Los
gritos eran de una niña de tres años que aún no sabía hablar.
Rayada por la luz del sol y la sombra del edificio en que vivía,
sacudía los brazos para que la dejasen en paz. Se le mezclaba la
protesta con la risa y a punto estuvo de atragantarse cuando el
chorro de la manguera le impactó cerca de la boca. Sus hermanos la
perseguían por la terraza blandiendo la goma sobre las cabezas.
Hacía
tanto calor que hasta el abuelo había salido a empaparse. Con su
bañador de flores y la gorra, daba palmas en medio del gran charco.
Las carcajadas resonaban en el vecindario y algún niño se colgaba
del balcón pidiéndole a sus padres que les dejasen bajar a jugar.
Amaia
sonreía desde su habitación. Se había fijado en que Pablo de vez
en cuando desviaba la mirada hacia su ventana. Le lanzó un beso
discreto y se escondió. El día anterior, él la había buscando en
el colegio para regalarle un poema de Bécquer.
—Lo
estamos estudiando en clase —se
excusó.
Ella
había colgado el papel en su corcho y ya era capaz de recitarlo de
memoria.
Las
risas hicieron sonreír a Belén, que en el sexto piso se encargaba
de alimentar a su madre. Aunque hacía tiempo que Nerea había
perdido el habla, la hija le seguía hablando tan animosamente como
si en algún momento le fuera a responder. Explicaba que Sofía, la
pequeña que reía tan fuerte, balbuceaba tres idiomas y estaba echa
un lío.
—Pero
será una niña muy inteligente. Mira cómo juega con sus hermanos.
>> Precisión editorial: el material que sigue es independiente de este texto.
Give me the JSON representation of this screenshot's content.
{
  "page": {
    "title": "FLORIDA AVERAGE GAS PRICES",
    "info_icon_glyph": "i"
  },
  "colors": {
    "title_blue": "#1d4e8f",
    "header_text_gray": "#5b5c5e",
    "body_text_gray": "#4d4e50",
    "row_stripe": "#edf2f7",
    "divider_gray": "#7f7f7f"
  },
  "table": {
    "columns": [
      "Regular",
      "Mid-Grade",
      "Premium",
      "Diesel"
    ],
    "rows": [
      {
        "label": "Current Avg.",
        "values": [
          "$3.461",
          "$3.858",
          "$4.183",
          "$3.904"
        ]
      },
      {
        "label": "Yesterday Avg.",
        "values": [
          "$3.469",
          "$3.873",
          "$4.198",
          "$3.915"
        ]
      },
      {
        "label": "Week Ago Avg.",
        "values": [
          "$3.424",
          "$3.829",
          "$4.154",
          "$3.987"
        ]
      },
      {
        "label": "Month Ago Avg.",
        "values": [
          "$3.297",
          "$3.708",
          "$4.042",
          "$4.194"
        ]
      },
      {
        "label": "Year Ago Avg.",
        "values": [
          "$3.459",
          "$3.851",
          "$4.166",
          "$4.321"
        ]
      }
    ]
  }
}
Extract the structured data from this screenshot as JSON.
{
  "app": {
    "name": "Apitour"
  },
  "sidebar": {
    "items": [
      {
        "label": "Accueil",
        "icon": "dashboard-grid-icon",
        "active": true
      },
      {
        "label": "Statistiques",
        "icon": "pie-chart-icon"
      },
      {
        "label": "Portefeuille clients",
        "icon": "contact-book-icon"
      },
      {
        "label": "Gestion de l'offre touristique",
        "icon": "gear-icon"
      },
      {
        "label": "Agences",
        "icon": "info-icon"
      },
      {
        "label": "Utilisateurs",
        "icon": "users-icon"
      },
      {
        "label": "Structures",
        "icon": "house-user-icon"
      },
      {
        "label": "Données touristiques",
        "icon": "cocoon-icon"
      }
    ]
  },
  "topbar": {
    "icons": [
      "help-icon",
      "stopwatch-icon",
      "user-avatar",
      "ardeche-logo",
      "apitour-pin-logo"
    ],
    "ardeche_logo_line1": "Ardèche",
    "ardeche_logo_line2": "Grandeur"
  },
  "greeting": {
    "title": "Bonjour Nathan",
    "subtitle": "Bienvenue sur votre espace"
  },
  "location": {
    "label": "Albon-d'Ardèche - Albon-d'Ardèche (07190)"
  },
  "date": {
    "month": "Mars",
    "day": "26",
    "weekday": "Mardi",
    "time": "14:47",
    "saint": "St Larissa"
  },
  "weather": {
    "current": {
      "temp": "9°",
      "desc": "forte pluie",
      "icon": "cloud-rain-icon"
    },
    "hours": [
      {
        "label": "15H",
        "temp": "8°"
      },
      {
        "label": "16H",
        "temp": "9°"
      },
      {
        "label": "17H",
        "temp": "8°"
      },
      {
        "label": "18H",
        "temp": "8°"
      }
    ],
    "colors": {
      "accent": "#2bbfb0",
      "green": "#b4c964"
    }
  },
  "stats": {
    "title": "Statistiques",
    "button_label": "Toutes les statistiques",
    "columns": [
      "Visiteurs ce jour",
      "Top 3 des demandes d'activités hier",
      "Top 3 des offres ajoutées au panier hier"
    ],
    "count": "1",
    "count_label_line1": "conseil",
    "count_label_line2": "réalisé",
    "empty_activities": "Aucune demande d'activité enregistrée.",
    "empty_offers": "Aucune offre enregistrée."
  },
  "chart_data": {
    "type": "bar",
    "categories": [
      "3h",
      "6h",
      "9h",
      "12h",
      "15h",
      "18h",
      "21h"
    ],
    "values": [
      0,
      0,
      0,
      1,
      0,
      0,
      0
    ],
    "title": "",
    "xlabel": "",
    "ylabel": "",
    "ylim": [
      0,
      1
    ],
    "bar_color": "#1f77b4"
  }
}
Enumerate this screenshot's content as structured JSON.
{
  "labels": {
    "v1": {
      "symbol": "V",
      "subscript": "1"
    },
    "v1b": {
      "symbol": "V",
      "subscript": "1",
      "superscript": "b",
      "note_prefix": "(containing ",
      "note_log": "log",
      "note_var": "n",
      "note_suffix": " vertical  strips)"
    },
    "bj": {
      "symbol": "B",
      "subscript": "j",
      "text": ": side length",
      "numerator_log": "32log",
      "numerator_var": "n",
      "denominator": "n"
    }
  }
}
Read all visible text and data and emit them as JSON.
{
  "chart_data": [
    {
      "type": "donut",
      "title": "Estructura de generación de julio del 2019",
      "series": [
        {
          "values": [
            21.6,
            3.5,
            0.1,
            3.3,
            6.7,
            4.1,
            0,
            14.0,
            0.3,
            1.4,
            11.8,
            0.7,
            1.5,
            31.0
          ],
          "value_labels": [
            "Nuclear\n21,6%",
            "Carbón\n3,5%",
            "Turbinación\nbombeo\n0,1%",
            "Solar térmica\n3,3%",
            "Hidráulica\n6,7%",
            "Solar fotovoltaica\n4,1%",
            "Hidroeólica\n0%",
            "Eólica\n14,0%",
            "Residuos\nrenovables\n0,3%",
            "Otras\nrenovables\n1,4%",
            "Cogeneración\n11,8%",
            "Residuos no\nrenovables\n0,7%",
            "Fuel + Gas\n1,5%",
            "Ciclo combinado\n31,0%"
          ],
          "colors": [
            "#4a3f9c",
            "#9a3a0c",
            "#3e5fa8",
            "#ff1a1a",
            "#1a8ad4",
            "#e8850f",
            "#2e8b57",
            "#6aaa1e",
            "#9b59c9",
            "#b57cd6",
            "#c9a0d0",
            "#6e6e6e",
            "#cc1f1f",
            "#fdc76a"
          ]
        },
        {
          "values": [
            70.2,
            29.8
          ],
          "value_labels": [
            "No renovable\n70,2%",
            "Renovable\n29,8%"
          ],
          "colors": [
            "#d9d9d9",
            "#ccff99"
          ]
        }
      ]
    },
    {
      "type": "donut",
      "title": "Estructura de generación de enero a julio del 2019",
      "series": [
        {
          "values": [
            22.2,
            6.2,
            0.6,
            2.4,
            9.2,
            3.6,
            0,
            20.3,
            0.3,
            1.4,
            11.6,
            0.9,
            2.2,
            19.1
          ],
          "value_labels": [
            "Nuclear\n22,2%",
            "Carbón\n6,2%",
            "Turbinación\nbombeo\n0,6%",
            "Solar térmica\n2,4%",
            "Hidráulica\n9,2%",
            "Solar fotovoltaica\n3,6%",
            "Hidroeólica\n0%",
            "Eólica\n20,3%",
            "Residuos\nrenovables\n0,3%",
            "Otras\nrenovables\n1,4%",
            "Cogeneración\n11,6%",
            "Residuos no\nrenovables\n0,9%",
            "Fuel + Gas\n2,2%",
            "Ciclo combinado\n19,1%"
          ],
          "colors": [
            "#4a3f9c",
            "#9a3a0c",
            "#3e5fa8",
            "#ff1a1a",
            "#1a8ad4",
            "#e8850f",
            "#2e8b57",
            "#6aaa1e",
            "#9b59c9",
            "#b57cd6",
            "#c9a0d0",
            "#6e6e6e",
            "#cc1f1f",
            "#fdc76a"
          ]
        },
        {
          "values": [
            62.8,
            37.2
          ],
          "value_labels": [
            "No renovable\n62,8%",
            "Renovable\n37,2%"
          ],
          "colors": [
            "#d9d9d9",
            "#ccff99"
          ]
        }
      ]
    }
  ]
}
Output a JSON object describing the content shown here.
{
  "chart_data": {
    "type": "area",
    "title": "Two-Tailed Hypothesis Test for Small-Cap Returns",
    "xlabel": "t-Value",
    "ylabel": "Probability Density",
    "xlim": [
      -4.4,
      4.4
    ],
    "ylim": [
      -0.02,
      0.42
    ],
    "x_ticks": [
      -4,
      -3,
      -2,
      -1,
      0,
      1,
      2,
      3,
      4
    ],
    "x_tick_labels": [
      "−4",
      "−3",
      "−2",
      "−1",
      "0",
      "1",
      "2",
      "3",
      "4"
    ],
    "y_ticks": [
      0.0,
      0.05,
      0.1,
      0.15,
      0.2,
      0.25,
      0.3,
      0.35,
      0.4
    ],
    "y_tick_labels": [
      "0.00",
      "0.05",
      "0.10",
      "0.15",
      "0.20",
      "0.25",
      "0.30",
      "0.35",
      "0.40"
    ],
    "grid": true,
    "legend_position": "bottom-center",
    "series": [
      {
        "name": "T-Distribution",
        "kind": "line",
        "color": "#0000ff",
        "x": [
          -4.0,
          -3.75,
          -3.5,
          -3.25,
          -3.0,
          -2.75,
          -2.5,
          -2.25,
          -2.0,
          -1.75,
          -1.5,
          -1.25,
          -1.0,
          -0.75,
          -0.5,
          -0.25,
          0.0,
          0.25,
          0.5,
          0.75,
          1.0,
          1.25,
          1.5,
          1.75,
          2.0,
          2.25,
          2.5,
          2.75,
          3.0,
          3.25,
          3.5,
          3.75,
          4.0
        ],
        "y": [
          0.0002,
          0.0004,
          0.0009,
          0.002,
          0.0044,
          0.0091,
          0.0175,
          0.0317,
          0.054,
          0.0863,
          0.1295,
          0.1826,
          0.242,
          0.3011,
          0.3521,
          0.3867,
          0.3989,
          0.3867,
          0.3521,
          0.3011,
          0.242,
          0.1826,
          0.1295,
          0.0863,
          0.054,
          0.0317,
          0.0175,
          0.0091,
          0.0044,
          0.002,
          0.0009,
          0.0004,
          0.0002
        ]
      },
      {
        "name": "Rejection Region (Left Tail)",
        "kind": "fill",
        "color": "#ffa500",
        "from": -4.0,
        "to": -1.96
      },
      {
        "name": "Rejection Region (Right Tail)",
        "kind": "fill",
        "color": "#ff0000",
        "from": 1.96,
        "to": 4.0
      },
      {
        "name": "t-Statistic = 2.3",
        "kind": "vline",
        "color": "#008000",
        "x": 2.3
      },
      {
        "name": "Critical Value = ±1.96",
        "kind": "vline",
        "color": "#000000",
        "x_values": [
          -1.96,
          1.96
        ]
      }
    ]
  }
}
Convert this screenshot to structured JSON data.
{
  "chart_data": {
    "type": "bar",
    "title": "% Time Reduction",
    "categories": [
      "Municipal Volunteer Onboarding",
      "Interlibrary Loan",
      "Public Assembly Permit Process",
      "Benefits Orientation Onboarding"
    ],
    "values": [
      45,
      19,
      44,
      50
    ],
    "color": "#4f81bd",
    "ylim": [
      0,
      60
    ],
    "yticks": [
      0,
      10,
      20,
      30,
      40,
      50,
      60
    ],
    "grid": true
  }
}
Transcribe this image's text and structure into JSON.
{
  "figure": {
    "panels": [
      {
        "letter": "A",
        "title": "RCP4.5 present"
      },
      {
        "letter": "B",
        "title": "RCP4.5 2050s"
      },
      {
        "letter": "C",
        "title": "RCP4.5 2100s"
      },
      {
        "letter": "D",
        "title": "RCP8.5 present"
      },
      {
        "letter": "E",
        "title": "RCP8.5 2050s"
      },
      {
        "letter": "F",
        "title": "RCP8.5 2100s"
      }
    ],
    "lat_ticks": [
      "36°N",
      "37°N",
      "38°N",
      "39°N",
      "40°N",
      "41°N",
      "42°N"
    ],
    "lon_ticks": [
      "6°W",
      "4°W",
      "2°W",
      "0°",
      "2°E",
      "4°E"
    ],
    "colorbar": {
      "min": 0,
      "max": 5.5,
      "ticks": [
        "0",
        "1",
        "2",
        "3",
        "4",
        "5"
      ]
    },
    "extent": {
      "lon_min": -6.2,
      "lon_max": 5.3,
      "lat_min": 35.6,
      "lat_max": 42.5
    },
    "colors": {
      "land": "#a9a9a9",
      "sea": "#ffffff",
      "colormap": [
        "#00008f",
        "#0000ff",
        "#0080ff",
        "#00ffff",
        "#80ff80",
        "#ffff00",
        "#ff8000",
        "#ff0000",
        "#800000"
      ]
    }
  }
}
Tiene una alegría especial. Además parece un ángel con esos
ricitos. Es adorable y yo ya le digo a su madre que tiene mucha
suerte. Si yo hubiera tenido una hija, la habría querido como ella.
En la
última cucharada, el puré le resbaló por la barbilla. Belén le
limpió y continuó el monólogo. Mientras tanto, Sofía se levantaba
de las baldosas y Pablo aprovechaba la pausa para mirar de nuevo
hacia el hueco donde suponía a su princesa.